Sur le plan environnemental on peut faire allusion à la perte de certaines espèces animales ou végétales, la destruction de la structuration du sol, l’apparition de nouveaux vecteurs ainsi que le changement du système.
A-Quelles mesures de prévention à court et à long terme peuvent être mises en œuvre pour réduire les risques d’inondation?
Comme mesures à court terme, il faudrait déjà se familiariser avec le calendrier de prévention que propose le gouvernement: ministère des transports ou observatoire national des changements climatiques. Il y a un calendrier climatique qui donne les périodes intenses de pluviométrie ou de sècheresse au Cameroun. Les populations doivent pouvoir se cultiver en prenant connaissance de ce calendrier.
Comme autre mesure de prévention à court terme, il faut reboiser les zones, ne pas construire dans les zones à risques. Il faut avoir des attitudes d’assainissement : construire des rigoles d’eaux. Eviter de rambler des zones humides.
Les mesures à long terme que l’on puisse avoir sont plus au niveau du gouvernement: mettre en place un plan d’urbanisation, construire des infrastructures qui puissent aider à la prévention
Quelles sont les solutions fondées sur la nature qui peuvent être envisagées pour mieux gérer les eaux pluviales?
Il faut tout simplement penser au reboisement, avoir des zones tampon c’est-à-dire les milieux humides. Il faut éviter de bloquer la circulation naturelle, éviter de rambler les zones humides, éviter de construire dans des zones à risque. Il est bien d’emménager des espaces naturels de communication des eaux.
Quels sont les principaux échecs et réussites des politiques publiques en matière de gestion des risques d’inondation au Cameroun?
Commençons par les réussites. Au Cameroun, l’Etat a mis assez de moyens pour essayer de palier cela et les résultats de ces actions sont palpables dans nos grandes métropoles que sont Douala et Yaoundé. Le projet PADY a été mis en place par exemple à Yaoundé.

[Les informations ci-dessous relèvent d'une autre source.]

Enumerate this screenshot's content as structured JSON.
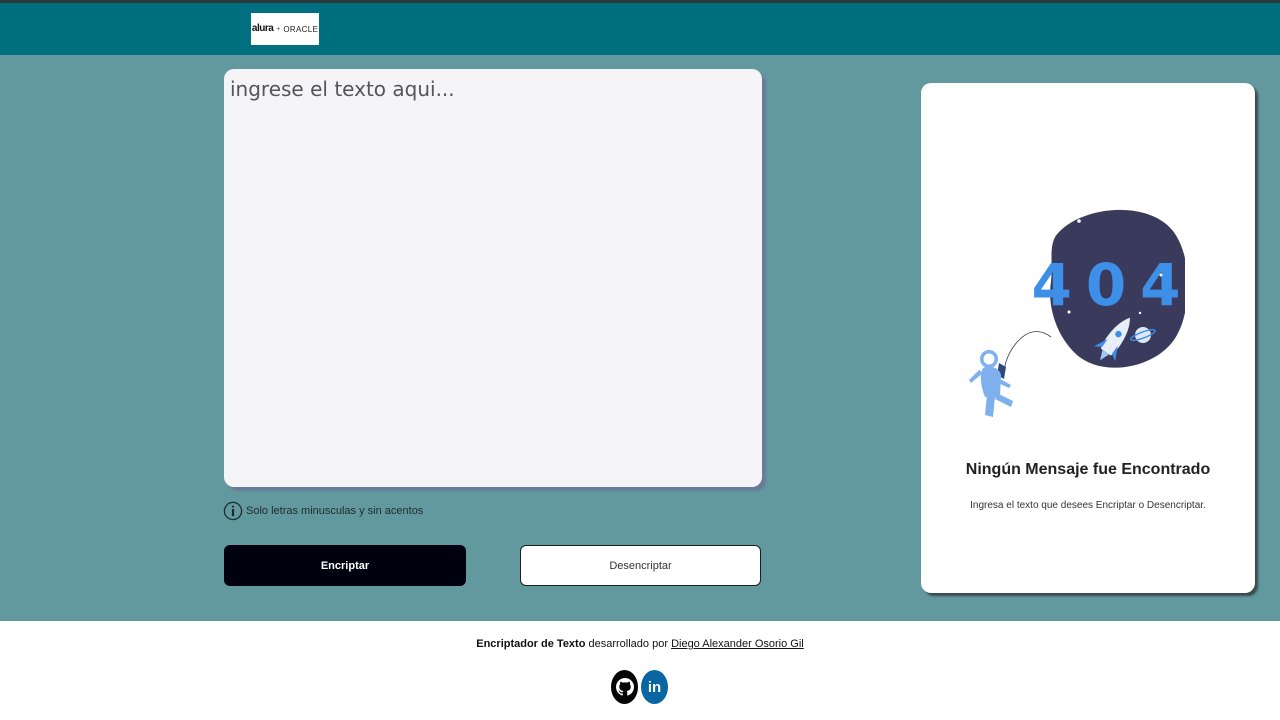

Les actions y relatives consistaient à mettre des grains et les caniveaux et de voir comment sensibiliser les populations, comment gérer les déchets qui contribuent à la bonne gestion des eaux qui implique d’éviter les inondations. Il faut souligner que les inondations sont très souvent dues au fait que, les zones n’arrivent pas à s’infiltrer.
Parlant des échecs, ça peut être dû à la mal gouvernance, aux détournements de fonds alloués aux projets. Je pourrais ajouter le problème du suivi dans lle cadre éducatif afin que les techniques de formation soient inclues dans les établissements secondaires ou supérieurs notamment à travers des modules sur les techniques d’assainissement et de gestion des ouvrages et autres…C’est du ressort du génie civil et de l’environnement.
Comment améliorer la coordination entre les différents acteurs impliqués dans la gestion de ces crises ?
Il faut que l’Etat puisse mettre en place un texte qui régit les différents rôles de chaque acteur parce que des fois, il y a des missions qui se retrouvent dans d’autres institutions et sur le terrain ça devient une superposition des activités et ça peut freiner l’exécution du travail.